Looky looky the email I got last night …
Thank you for this, and thanks for reaching out – but I did speak my truth.
Immediately after receiving that text I let him know that I had to tell him how I felt and that I was truly disappointed. It had less to do with just the dinner and more to do with this special time that I thought we were ready to spend together based on us dating so much. The whole thing was just shit – but what really got me though is the fact that after I posted on it, we then talked on the phone, and he said that he had no idea what I did for a living. He KNEW I ran the website obvi, but he said he never thought he’d be the subject of a blog post.
I then scratched my head and got LIVID. Have you not been listening to anything that came out of my mouth for the last month and some change that we were dating?? I was EXTREMELY transparent with this guy from TEXT ONE!!! I even have evidence!!! In our VERY first text exchange I explain to him that I am a lifecaster and he goes I am what a coincidence I am a lifecatcher.
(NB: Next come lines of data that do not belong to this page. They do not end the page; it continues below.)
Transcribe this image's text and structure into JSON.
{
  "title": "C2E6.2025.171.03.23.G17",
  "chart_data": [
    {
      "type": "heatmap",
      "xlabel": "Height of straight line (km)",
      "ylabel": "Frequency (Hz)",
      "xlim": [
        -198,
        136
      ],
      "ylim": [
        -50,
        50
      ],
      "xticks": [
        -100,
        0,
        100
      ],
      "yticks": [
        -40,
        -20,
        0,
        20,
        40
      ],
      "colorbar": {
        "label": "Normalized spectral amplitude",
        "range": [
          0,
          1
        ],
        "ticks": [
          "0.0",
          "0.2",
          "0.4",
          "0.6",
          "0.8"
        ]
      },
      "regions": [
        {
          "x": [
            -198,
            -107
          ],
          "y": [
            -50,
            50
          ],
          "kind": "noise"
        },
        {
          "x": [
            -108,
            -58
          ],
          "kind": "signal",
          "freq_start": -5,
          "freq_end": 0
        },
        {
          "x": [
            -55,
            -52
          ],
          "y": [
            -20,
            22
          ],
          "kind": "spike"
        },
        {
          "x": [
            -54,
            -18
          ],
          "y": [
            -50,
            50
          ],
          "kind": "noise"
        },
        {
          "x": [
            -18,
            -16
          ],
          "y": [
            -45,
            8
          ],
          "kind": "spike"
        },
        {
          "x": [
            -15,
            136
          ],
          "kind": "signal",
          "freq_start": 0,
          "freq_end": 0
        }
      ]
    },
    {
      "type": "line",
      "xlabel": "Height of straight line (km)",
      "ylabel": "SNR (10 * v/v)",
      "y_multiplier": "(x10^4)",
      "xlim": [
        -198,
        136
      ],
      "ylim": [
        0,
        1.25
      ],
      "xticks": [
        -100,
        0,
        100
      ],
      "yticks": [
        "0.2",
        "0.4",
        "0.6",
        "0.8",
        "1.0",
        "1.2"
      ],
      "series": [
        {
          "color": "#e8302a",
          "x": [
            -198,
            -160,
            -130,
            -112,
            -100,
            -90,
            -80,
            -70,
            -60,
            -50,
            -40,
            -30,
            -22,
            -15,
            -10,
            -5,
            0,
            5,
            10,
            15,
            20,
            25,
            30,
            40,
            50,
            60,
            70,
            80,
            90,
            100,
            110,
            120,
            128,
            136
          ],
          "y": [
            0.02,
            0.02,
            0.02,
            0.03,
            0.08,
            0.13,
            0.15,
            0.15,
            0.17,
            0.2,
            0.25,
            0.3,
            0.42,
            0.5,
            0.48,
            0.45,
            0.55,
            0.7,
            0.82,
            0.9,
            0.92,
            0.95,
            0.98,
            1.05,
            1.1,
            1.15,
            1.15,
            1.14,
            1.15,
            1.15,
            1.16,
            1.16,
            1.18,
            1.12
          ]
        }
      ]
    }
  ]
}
I then directed him to the website and told him to check out anything he wants to know about me there. He considered it cheating (which I get), but because he had yet to check out the site at ALL he genuinely had no idea what he was getting himself into.
Totally get it … still really liked the guy and wish him well … great, great, guy all around … but this is bullshit.
I live and die for this website. It is my passion, it is my life’s work, and being transparent isn’t an excuse to share mundane details on “what you had for breakfast” … for me it is extremely spiritual. I’ve been keeping journals all of my life but by publishing my inner most thoughts it holds me accountable for my actions, for my state of consciousness, and keeps a track record of my personal growth while at the same time inspiring others to do the same. Dudes, the emails I wake up to every. single. morning. blow me away!! Here I am always feeling so isolated with my weird and wonky thoughts but low and behold – boom! I’m not special only awesome and other people feel the same way.
IT’S THE GREATEST THING EVER …. but obviously not for everyone.
So I can move forward in a more efficient manner with guys in the future I would like to take said transparency to another level and LITERALLY come with a disclaimer for all future guys I will date.
Here you go …
1) I lead a very very very public life. I am hands down one of the most google-able people on the net, and at any point in time you can read what I am thinking on my twitter page, see where I am on Foursquare, or flip through my past on Facebook.
With that public life comes a loss of anonymity. Even if I don’t write about a date, or even if I haven’t checked in where we are on Foursquare …. if we are in a bar in LA someone will probably come up and say something about reading the site. This doesn’t mean that I want to sleep with the guy or girl, it is all part of what I do and all part of the experience I create for people with this brand.
2) If you are in my life, I will most likely write about you. I am extremely devoted to what I do; I no longer document dates in real time, but yes, at some point during our courtship I will be giving you a nickname and I will be writing out our story. I use a lot of “I’s and me’s” as I will never, ever, speak for you – but please understand that again, I document experiences in dating. As a side note, if we do end up getting into a serious relationship I will ALWAYS ALWAYS ALWAYS give you a heads up that I am posting on something we shared to check with you that it is okay to then share that with the audience. I currently do this with my family, and have had no problem … same courtesy will be extended.
3) Until we are in a committed relationship I will continue to date other people. I FIRMLY believe that until you are in a serious and committed relationship with someone, you absolutely absolutely absolutely have to keep dating other people. There is something energetic that happens, but when a chickadee is really into a guy her number one job is to keep seeing other guys to not mess it all up. It’s obvi not an exact science but has proven to be really true based on what I’ve learned in the field. Even if we are dating, and even if I am REALLY into you, I have to have to have to keep dating until we are officially boyfriend and girlfriend. I will of COURSE expect you to be doing the same – so please don’t assume this is only one sided.
As a side note, if we are sleeping together though please know that you are the only person I am sleeping with. I gave up all forms of casual sex last year and while I can’t ask you to exactly do the same just please bear in mind that that is my baseline.
4) I am a very curious person. Speaking of sex, I am an EXTREMELY curious person and enjoy exploring human nature in it’s rawest form. Said curiosity has lead me to places like sex and fetish clubs. Sometimes I do these things strictly for work so I can understand people better (which comes in handy because I am a trend spotter and predicting patterns from people is my life’s blood). I have not, and will not EVER cheat on someone.
Period end of sentence.
If we are in a relationship I will not kiss other people, have other people touch me in any sexual manner (without your permission), and even being at these clubs and in these environments my clothing will absolutely absolutely absolutely always stay on.
** Bonus points however will be given out to the guy that wants to explore these places with me. **
These are all of my bottom lines. If you’d like to continue dating me at this point, rad!! Let’s keep it rockin!! If not, totally get that this lifestyle choice is not for everyone, please kindly drop me a text or call and let me know.